Thursday, November 30, 2006

It's That Time Again


the psychological and sociological derivations of jargon use from www.edu-cyberpg.com/Teachers/jargon.html:
We laugh at bizarre excesses, such as "kinetic wellness" to mean "gym class" (true example!) but jargon has a darker implication: buzzwords can be well-chosen to mask a truth that the uninitiated may find distasteful. ......Somewhere in this is an answer to Peter Richerson's questions about a society's maximization of complexity. Peter said, if I understood him correctly, that societies increase their intricacy at a rate which far exceeds what one would expect if one were looking at things from the point of view of economy. Societies seem to do far more than maximize utility. And so they do. In fact, they too obey the rule of conspicuous consumption. The more useless excess they can flaunt, the higher they move on the hierarchy of social groups. The entire hierarchical system is geared not to saving but to showing how much one can afford to throw away. However today's useless frippery often turns into tomorrow's commodity. In 1950, only massive government agencies could afford the luxury of a computer. Today almost everyone's got one. And most folks of moderate means have a dozen or so-six or seven hidden in the workings of their car, a few in the microwave, the television set, the stereo, the telephone, and even an extra called a Palm Pilot. The evolutionary game is not rigged to reward those who reduce, it showers its rewards on those who can produce. It favors those most able to turn the unusable into treasure and the inanimate into biomass.
True, one can radically up one's surplus by increasing productivity-which DOES mean saving energy. But one saves it only to be able to expend even more than one ever could produce, consume, and toss away before. The basic imperative of a complex adaptive system is the following-"To he who hath it shall be given. From he who hath not, even what he hath shall be taken away." This operates even at the basic level of planetary formation. The gob of gathering gook which grows the largest manages to become a planet. The sliver which stays slim gets even slimmer and becomes a mere moon, meteorite, or mite of cosmic dust. Even the force of gravity rewards the greedy and makes the self-denying slim their way into oblivion.

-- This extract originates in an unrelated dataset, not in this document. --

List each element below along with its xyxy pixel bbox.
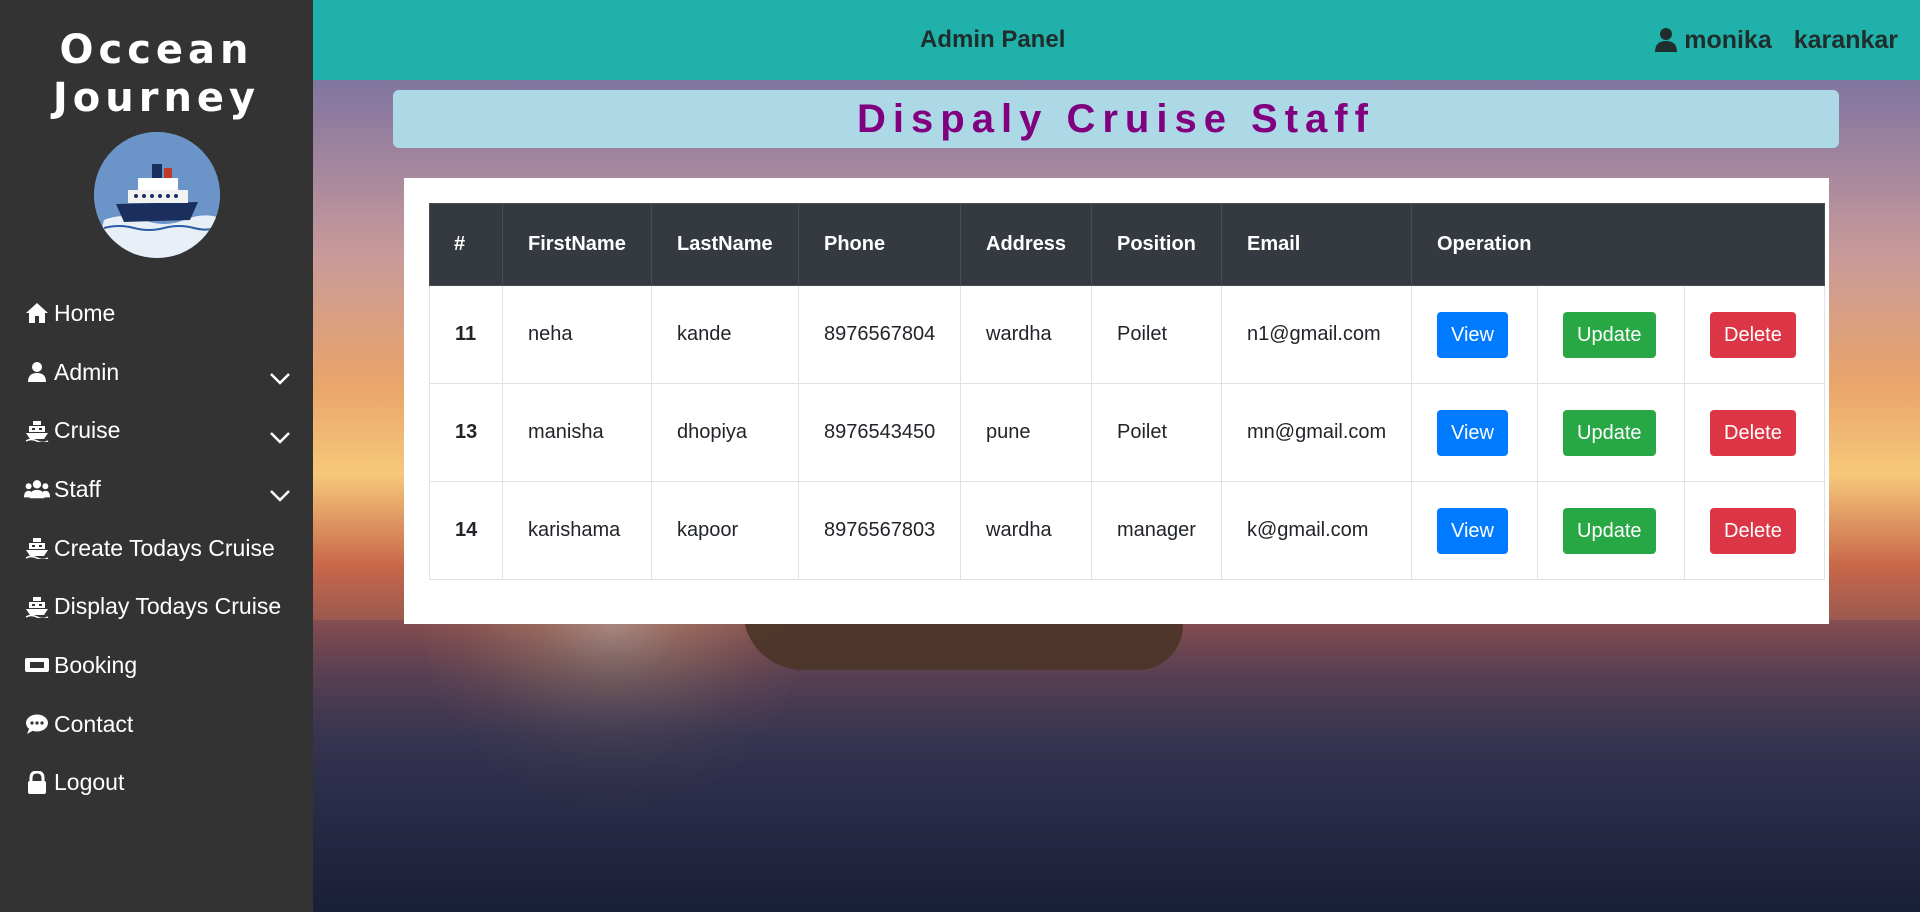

Is this why the rules of economics which have been applied to evolutionary analysis for the last hundred years or so simply don't pan out? Few creatures on this earth opt for sheer utility. Most are driven by the need for luxury. And the more they luxuriate, the more they exfoliate. The evolutionary imperative is to make, not just to save. Evolution works us overtime not to slim things down but to elaborate. Hence we do not have a universe slouching toward the miserliness of entropy. We have one climbing to the heights of more complexity.